Diante da Lei da Dosimetria, que reduz penas em casos de tentativa de golpe de Estado, o ministro Alexandre de Moraes adotou uma terceira via no STF: nem declarar a norma inconstitucional nem aplicá-la aos casos concretos. A decisão cria, na prática, uma suspensão de fato sem formalizar o juízo sobre a validade da lei.
Moraes atua como relator de três ações que contestam a constitucionalidade da Lei da Dosimetria. Os casos seguem no Supremo Tribunal Federal, com o ministro avaliando, de forma provisória, como a norma deve ser considerada nas execuções penais dos condenados.
Ao optar por não aplicar a lei, Moraes justificou que o plenário ainda não havia julgado a validade da norma. A decisão, porém, não declarou a inconstitucionalidade e, consequentemente, não submeteu o tema ao colegiado para julgamento.
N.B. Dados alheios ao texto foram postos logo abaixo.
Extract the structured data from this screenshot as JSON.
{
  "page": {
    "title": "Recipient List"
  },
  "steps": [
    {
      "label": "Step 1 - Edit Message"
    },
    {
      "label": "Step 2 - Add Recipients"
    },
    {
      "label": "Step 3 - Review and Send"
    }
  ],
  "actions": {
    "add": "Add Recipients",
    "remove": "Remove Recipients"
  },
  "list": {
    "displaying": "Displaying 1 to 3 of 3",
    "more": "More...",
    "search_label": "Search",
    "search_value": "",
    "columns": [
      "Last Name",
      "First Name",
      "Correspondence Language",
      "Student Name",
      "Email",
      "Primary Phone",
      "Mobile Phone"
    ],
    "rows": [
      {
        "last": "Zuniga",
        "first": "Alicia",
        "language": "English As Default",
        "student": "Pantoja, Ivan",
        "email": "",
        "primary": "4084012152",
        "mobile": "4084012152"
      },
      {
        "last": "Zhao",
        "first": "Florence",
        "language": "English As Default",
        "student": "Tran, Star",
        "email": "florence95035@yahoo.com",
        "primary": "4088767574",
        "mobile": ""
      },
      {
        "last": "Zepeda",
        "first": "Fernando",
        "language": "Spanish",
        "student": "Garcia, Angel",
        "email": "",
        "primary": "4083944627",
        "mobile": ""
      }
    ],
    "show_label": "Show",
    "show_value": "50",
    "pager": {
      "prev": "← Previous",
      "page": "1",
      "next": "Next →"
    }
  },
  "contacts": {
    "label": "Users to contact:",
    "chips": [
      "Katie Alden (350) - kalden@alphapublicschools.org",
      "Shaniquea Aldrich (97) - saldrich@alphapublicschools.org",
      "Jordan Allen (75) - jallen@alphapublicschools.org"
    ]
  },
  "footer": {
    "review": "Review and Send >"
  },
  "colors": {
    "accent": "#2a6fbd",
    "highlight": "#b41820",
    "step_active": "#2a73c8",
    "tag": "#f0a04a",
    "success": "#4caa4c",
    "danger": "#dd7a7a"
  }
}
A escolha cria uma dinâmica de atuação no STF: o relator pode manter a lei à margem das execuções enquanto não há decisão final do plenário. Enquanto isso, Moraes aplica as regras processuais de tramitação rápida às ações que discutem a dosimetria.
No papel de relator, Moraes tem a competência de decidir quando o tema deve ir a plenário. Enquanto não ocorre esse desfecho, permanece o entendimento adotado pelo ministro, sem um veredito formal sobre a constitucionalidade da lei.